The advisory notes that IP Version 4 hosts use a method, specified in the IETF standard RFC 4436, to detect if they have re-attached to a network to which they had previously been attached. If so, the host may not have to request a new DHCP address lease if the current lease is still active, according to the advisory. To determine this re-attachment, the host host sends a unicast ARP request to the default gateway that it had previously used.
But the controller may mishandle this request, sparking the ARP storm. For this to happen, two vulnerable Cisco WLAN controllers, attached to the same set of Layer-2 VLANs, “must each have a context for the wireless client,” according to the advisory. That shared context can occur “after a Layer-3 (cross-subnet) roam by the client” or when a guest WLAN is in use.

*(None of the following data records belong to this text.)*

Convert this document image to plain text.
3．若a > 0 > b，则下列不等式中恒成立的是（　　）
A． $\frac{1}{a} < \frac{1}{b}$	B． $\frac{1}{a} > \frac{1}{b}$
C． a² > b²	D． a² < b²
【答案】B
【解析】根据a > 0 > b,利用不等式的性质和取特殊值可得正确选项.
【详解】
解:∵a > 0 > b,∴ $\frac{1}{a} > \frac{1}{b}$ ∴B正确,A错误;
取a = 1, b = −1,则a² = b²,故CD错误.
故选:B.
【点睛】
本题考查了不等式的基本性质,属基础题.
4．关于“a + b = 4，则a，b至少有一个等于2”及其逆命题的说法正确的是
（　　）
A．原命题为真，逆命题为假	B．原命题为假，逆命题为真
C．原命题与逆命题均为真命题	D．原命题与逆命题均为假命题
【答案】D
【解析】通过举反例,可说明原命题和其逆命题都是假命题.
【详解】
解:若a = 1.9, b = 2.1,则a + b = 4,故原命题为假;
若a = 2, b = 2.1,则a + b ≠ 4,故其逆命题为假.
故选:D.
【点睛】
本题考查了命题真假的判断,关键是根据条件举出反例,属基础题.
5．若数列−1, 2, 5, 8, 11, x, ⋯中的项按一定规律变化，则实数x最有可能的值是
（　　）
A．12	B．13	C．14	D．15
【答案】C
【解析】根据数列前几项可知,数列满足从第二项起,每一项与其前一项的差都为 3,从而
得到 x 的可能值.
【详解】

“If the client sends a unicast ARP request with a destination MAC address that has not been learned by the Layer-2 infrastructure, that request will be flooded to all ports in the Layer-2 domain” after exiting the first WLAN controller. The second controller then reprocesses the ARP request and incorrectly re-forwards this packet back into the network.
If the ARP unicast features is enabled on the controller, the controller will re-forward broadcast ARP packets targeting the address of a known client context. “This creates an ARP storm if more than one [controller] is installed on the corresponding VLAN,” according to the advisory.
The trigger for the ARP storm or flood in a WLAN configured as described is apparently a wireless client that moves from one IP subnet to another. This was in fact the behavior noticed by Duke’s IT group, with a small number of iPhones. It was initially thought that the iPhone itself was generating the ARP flood.
Cisco will release software updates for versions 3.2 and 4.0 of the controller software on July 27. An update for version 4.1 apparently is now available from Cisco. Further, Cisco recommends that administrators require all clients to obtain their IP address from a DHCP server. To enforce this, all WLANs can be configured with a “DHCP required” setting. That will block any wireless client with a static IP address. The advisory notes this will “not be effective against deliberate attempts to craft packets that create an ARP storm.”
Duke CIO Tracy Futhey in a Web post last Friday revealed that the problem lay with Cisco equipment and not the iPhone itself, but did not provide details.